EYEWITNESS LOCAL NEWSInfrared Thermal Imaging Camera Helps Detect Heat Loss In Cold Weather
from Eyewitness News Online
Reported: Jan. 7, 2014 8:27 PM EST
Updated: Jan. 7, 2014 8:38 PM EST
CHARLESTON, W.Va. (Stefano Dipietrantonio) – Have you ever wondered what heat loss on the body looks like? We went to the Charleston Fire Department Station One to find out. They have an infrared thermal imaging camera, which they use to “see” through smoke in fires to find those hot spots, which we used, to show where heat is lost on an uninsulated body.
"This is a thermal imaging camera," said Captain Brian Stiltner with the Charleston Fire Department. Firefighters use the thermal camera to see where their eyes cannot. It can also show us where our bodies and our homes lose heat in the bitter cold weather.

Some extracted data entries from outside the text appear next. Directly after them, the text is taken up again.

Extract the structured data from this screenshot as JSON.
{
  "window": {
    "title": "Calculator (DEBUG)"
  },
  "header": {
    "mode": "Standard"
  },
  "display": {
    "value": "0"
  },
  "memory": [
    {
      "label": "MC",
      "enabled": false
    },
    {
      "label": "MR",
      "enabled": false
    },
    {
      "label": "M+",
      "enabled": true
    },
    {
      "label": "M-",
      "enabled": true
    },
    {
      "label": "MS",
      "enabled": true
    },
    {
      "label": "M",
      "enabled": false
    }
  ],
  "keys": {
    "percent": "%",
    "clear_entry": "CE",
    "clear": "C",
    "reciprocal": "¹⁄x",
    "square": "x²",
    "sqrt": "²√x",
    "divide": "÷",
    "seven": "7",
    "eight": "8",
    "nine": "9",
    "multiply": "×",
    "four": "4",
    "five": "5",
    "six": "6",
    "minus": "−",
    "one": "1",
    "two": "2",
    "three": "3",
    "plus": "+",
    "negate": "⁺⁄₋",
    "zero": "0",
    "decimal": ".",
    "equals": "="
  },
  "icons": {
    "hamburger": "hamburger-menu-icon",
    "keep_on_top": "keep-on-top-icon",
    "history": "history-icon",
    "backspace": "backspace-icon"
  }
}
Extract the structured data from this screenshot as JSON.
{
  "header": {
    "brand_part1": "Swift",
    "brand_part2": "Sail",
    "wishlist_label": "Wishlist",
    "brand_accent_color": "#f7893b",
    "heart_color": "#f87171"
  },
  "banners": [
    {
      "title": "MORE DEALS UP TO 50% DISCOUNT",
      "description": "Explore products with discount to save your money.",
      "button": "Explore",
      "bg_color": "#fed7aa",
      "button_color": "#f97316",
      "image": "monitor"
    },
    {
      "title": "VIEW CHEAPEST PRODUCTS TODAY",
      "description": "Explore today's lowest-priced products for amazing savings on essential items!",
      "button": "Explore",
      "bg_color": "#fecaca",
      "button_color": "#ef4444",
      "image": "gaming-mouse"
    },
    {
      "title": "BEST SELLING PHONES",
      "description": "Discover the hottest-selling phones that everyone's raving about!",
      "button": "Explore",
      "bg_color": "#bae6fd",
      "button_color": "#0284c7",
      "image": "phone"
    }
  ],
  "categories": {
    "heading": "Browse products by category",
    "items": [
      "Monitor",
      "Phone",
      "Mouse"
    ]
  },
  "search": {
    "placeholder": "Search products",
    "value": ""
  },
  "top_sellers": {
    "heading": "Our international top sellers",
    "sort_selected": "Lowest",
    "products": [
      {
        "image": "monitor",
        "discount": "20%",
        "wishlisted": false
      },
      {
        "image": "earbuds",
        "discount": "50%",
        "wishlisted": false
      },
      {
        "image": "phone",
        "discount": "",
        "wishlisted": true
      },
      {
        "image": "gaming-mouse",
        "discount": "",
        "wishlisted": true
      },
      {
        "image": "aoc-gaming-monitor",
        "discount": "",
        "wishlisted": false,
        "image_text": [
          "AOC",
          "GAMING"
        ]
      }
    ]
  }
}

"In this display, the lighter colors indicate areas of heat," said Stiltner, who pointed out that that whitest areas indicated my face and head, uncovered, were giving off the most amount of heat.
"You can have a heat signature there on your chest where you're passing heat through your jacket, but it's not as bright as your head, your face, which is uncovered,” said Stiltner. “Because you're losing more heat there, where it's not insulated."
So, we put on some gear to see how much of a difference it made in holding heat in.
"Got my hat on, got my ears on, some wraparounds, even a scarf, now what do we see?,” we asked Stiltner. “Absolutely, the scarf shows the darkened area where the heat's being contained inside that layer, so you're not losing the heat that you were," said Stiltner.
Even my hands, with gloves, show that heat was saved.
"The gloved hand is obviously, appearing as a lot darker image here," explained Stiltner.
Even placing my hand on a cold, concrete block left a heat signature for a few moments. Then, we used the camera to show how a loosely closed door or window, can be a heat vacuum;
"This is the actual cold air coming in right there?,” we asked, pointing to the monitor.” It is,” said Stiltner. “But the door isn't completely sealed. Now the cold air is showing up as a large black mass."
The door was only open about a quarter of an inch, but the amount of black showing-up indicated a ton of cold air was leaking in and the heat inside, leaking out.
"Your best advice?,” we asked. “Don't go out if you don't have to, stay in!," said Stiltner.
The U.S. Army survival manual from 1970 strongly recommended covering the head when it’s cold, claiming 40 to 45 –percent of the body heat, was lost from the head. But now, some scientists claim, whether it’s your head or your hands, heat loss is heat loss.
The face, head, and chest are more sensitive to changes in temperature, than the rest of the body, making it feel, as if covering them us, does more to prevent heat loss.